El partido arrancó con el primer aviso para la defensa inglesa: apenas dos minutos en el reloj y Croacia ya había encontrado un hueco. La advertencia no tardó en tener respuesta. En el minuto 8, Luka Modrić cometió una clara falta que el árbitro sancionó con penal, y aunque Dominik Livaković detuvo el primer intento de Kane, por adelantamiento del portero del Dinamo Zagreb, debió repetirse. El capitán inglés no falló a la segunda: 1-0.
La ventaja, lejos de adormecer a los croatas, los despertó. Tras la pausa de hidratación del minuto 23, Croacia tomó el control de la pelota y empezó a generar peligro. El empate llegó en el minuto 35: recuperación en la medular, tres pases rápidos y Martin Baturina apareció desde segunda línea para batir a Jordan Pickford con un disparo cruzado al ángulo. El 1-1 puso en pie al reducido sector croata del estadio
Pese a parecer golpeado por el empate, Inglaterra respondió de inmediato. Un córner lanzado por Declan Rice encontró la cabeza de Kane, quien mandó el balón al fondo de la red en el minuto 41 para poner el 2-1. Con su doblete, el capitán inglés superó a Cristiano Ronaldo en su cuenta goleadora en Copas del Mundo.

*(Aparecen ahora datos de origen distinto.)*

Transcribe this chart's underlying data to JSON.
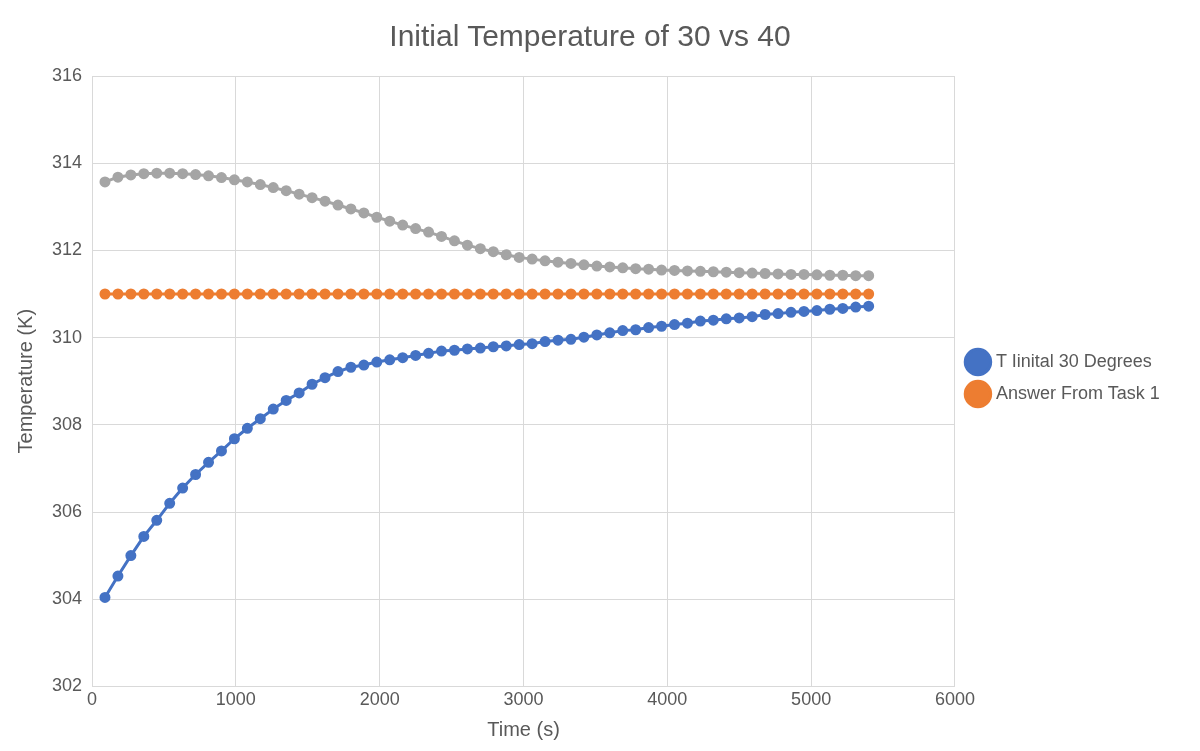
{
  "chart_data": {
    "type": "line",
    "title": "Initial Temperature of 30 vs 40",
    "xlabel": "Time (s)",
    "ylabel": "Temperature (K)",
    "x": [
      90,
      180,
      270,
      360,
      450,
      540,
      630,
      720,
      810,
      900,
      990,
      1080,
      1170,
      1260,
      1350,
      1440,
      1530,
      1620,
      1710,
      1800,
      1890,
      1980,
      2070,
      2160,
      2250,
      2340,
      2430,
      2520,
      2610,
      2700,
      2790,
      2880,
      2970,
      3060,
      3150,
      3240,
      3330,
      3420,
      3510,
      3600,
      3690,
      3780,
      3870,
      3960,
      4050,
      4140,
      4230,
      4320,
      4410,
      4500,
      4590,
      4680,
      4770,
      4860,
      4950,
      5040,
      5130,
      5220,
      5310,
      5400
    ],
    "series": [
      {
        "name": "T Iinital 30 Degrees",
        "color": "#4472c4",
        "values": [
          304.04,
          304.53,
          305.0,
          305.44,
          305.81,
          306.2,
          306.55,
          306.86,
          307.14,
          307.4,
          307.68,
          307.92,
          308.14,
          308.36,
          308.56,
          308.73,
          308.93,
          309.08,
          309.22,
          309.32,
          309.37,
          309.44,
          309.49,
          309.54,
          309.59,
          309.64,
          309.69,
          309.71,
          309.74,
          309.76,
          309.79,
          309.81,
          309.84,
          309.86,
          309.91,
          309.94,
          309.96,
          310.01,
          310.06,
          310.11,
          310.16,
          310.18,
          310.23,
          310.26,
          310.3,
          310.33,
          310.38,
          310.4,
          310.43,
          310.45,
          310.48,
          310.53,
          310.55,
          310.58,
          310.6,
          310.62,
          310.65,
          310.67,
          310.7,
          310.72
        ]
      },
      {
        "name": "Answer From Task 1",
        "color": "#ed7d31",
        "values": [
          311,
          311,
          311,
          311,
          311,
          311,
          311,
          311,
          311,
          311,
          311,
          311,
          311,
          311,
          311,
          311,
          311,
          311,
          311,
          311,
          311,
          311,
          311,
          311,
          311,
          311,
          311,
          311,
          311,
          311,
          311,
          311,
          311,
          311,
          311,
          311,
          311,
          311,
          311,
          311,
          311,
          311,
          311,
          311,
          311,
          311,
          311,
          311,
          311,
          311,
          311,
          311,
          311,
          311,
          311,
          311,
          311,
          311,
          311,
          311
        ]
      },
      {
        "color": "#a5a5a5",
        "values": [
          313.57,
          313.68,
          313.73,
          313.76,
          313.77,
          313.77,
          313.76,
          313.74,
          313.71,
          313.67,
          313.62,
          313.57,
          313.51,
          313.44,
          313.37,
          313.29,
          313.21,
          313.13,
          313.04,
          312.95,
          312.86,
          312.76,
          312.67,
          312.58,
          312.5,
          312.42,
          312.32,
          312.22,
          312.12,
          312.04,
          311.97,
          311.9,
          311.84,
          311.8,
          311.76,
          311.73,
          311.7,
          311.67,
          311.64,
          311.62,
          311.6,
          311.58,
          311.57,
          311.55,
          311.54,
          311.53,
          311.52,
          311.51,
          311.5,
          311.49,
          311.48,
          311.47,
          311.46,
          311.45,
          311.45,
          311.44,
          311.43,
          311.43,
          311.42,
          311.42
        ]
      }
    ],
    "xlim": [
      0,
      6000
    ],
    "xticks": [
      0,
      1000,
      2000,
      3000,
      4000,
      5000,
      6000
    ],
    "ylim": [
      302,
      316
    ],
    "yticks": [
      302,
      304,
      306,
      308,
      310,
      312,
      314,
      316
    ],
    "grid": true,
    "legend": "right",
    "marker": "circle",
    "line_style": "solid"
  }
}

Parecía que los ingleses se irían al descanso con ventaja, pero Croacia tenía otros planes. En el tiempo de descuento, una jugada orquestada con precisión acabó con un balón picado al área, la entrada en carrera de Ivan Perišić y el pase sutil para Petar Musa, delantero del FC Dallas, que no perdonó en su estadio y estampó el 2-2 antes de llegar al descanso.

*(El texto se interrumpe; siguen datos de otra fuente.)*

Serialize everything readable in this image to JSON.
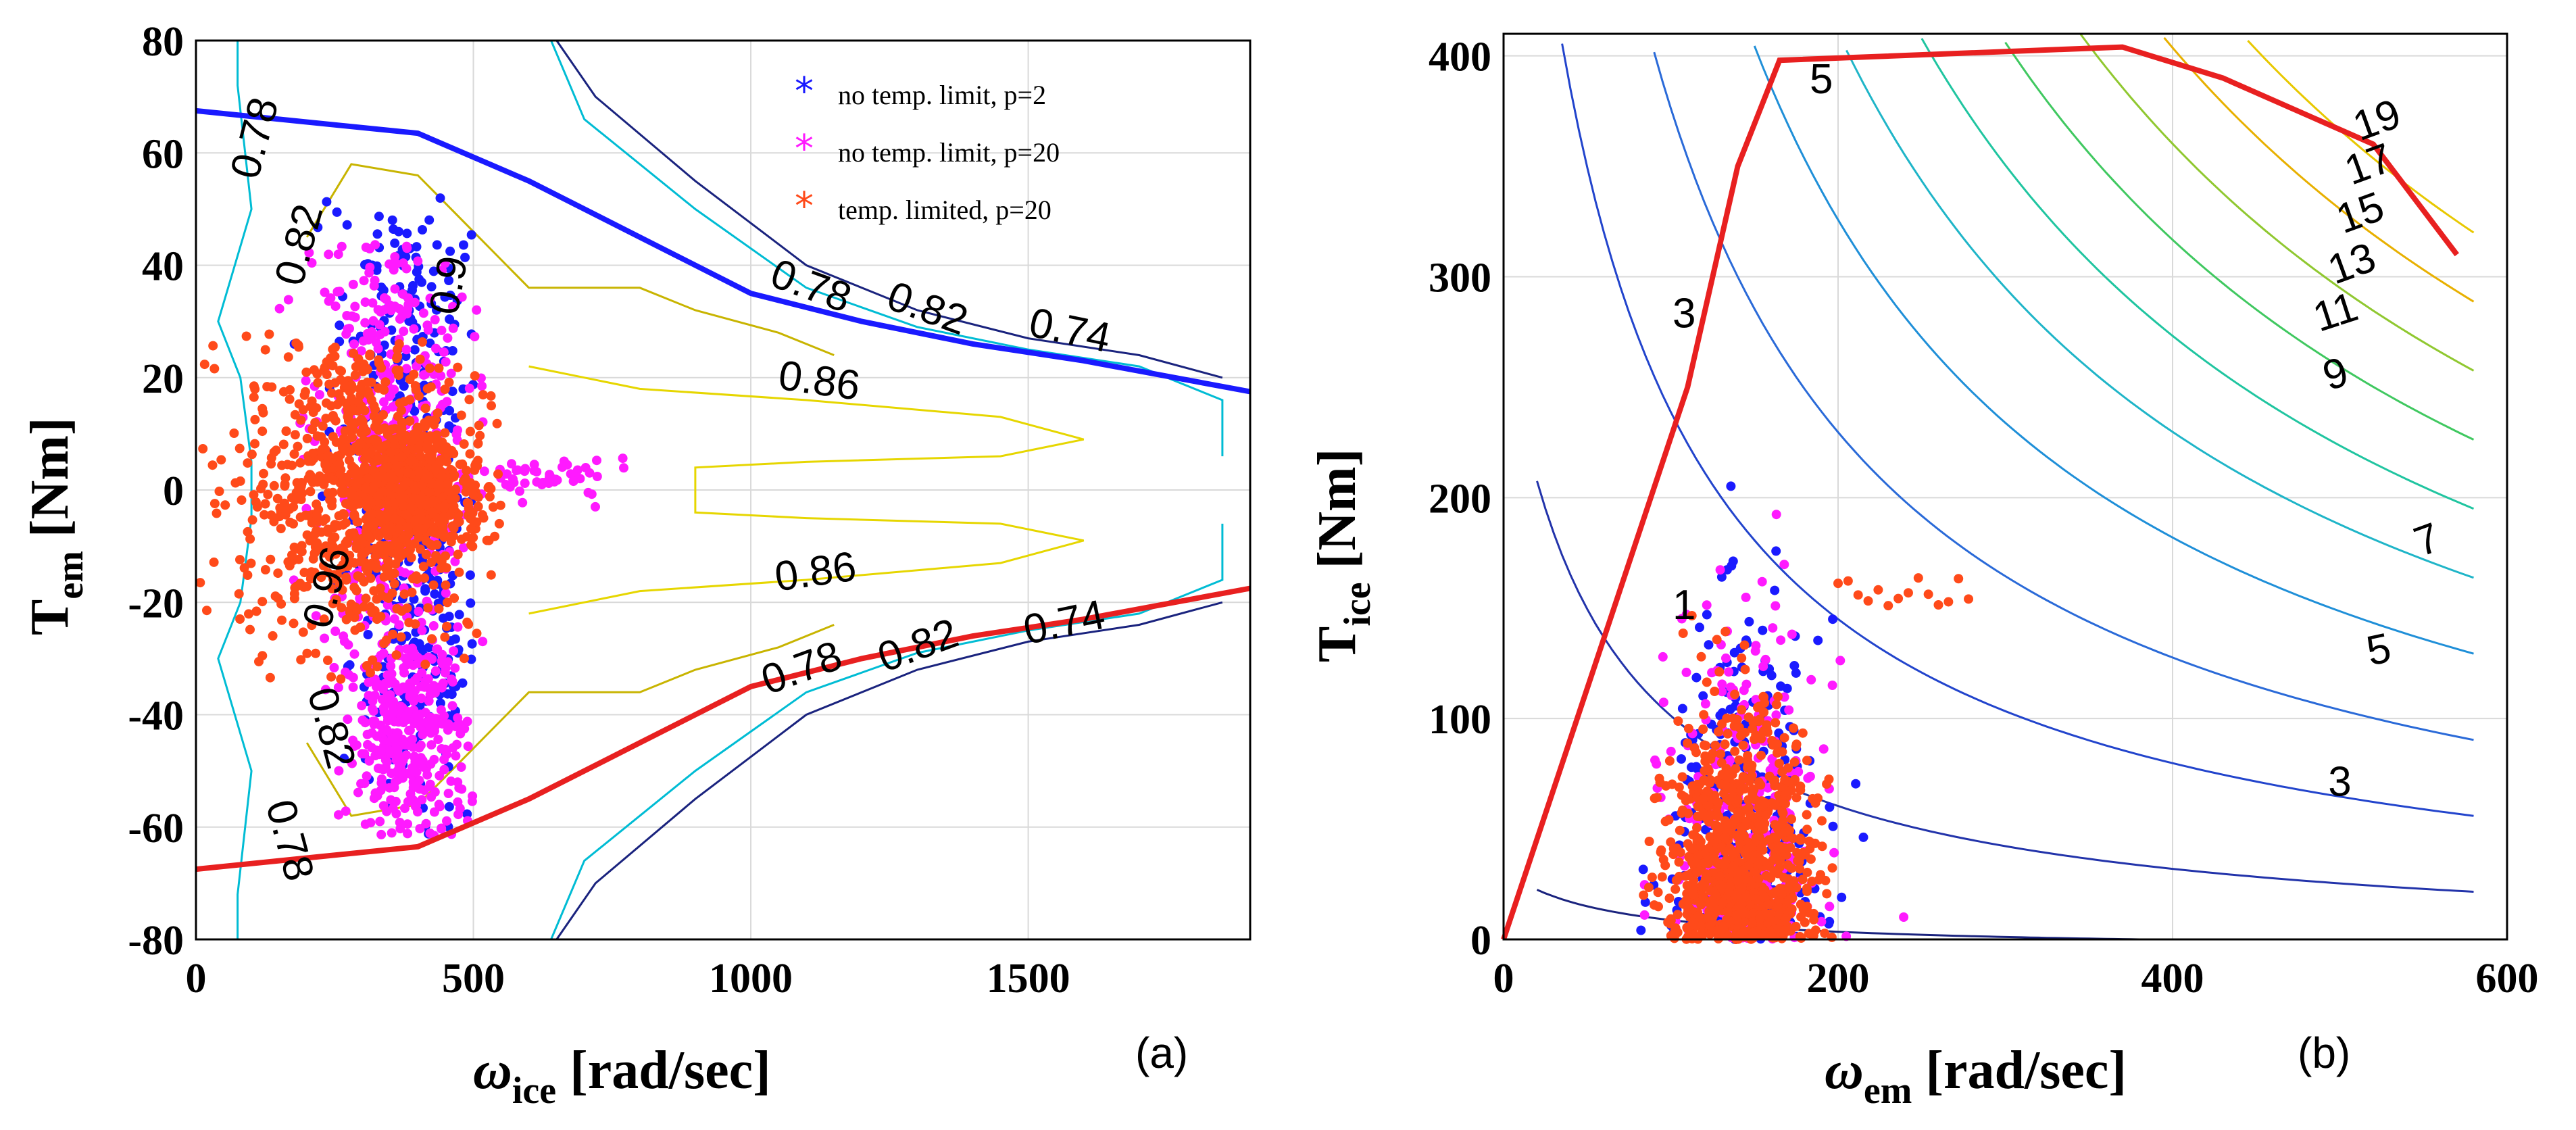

La segunda mitad apenas había arrancado cuando Bellingham tomó la pelota, avanzó por la banda derecha y, al pisar el área, disparó cruzado sin pensárselo. El tercero cayó en el minuto 48.
A partir de ahí, Croacia se apoyó en Livaković para no hundirse: el portero encadenó una triple parada ante los disparos ingleses en el minuto 56, y añadió otra intervención ante Rice en el 51. El arquero croata fue el jugador más exigido de su equipo durante toda la segunda mitad.
Zlatko Dalić movió el banco en el minuto 65 con la entrada de Marco Pašalić e Ivan Matanović, y en el 58 ya había retirado a Modrić, que dejó el campo para dar entrada a Mateo Kovačić. Por su parte, Thomas Tuchel apostó en el minuto 71 por Rashford, Bukayo Saka y Rogers en sustitución de Gordon, Rice y Madueke. El cambio resultó decisivo
En el minuto 84, Rashford recibió el balón en banda, avanzó hasta el área, recortó y disparó cruzado para sentenciar el encuentro con el 4-2. Kane estuvo cerca de protagonizar una jugada más en el tiempo añadido, cuando salvó lo que parecía un gol cantado de Croacia en el minuto 95.
Las estadísticas reflejaron un partido muy igualado en posesión —52% para Inglaterra frente al 48% de Croacia— y equilibrado en duelos, aunque los croatas ganaron un mayor porcentaje de disputas aéreas.
Inglaterra generó 8 córners frente a los 2 de Croacia, lo que ilustra el dominio inglés en la segunda parte. Kane sumó su noveno y décimo gol en Copas del Mundo con este doblete, y se posiciona entre los candidatos a liderar la tabla de goleadores del torneo.
Con esta victoria, Inglaterra arranca el Mundial 2026 con tres puntos en el Grupo L, que completarán Ghana y Panamá esta noche desde las 20 (hora de Argentina).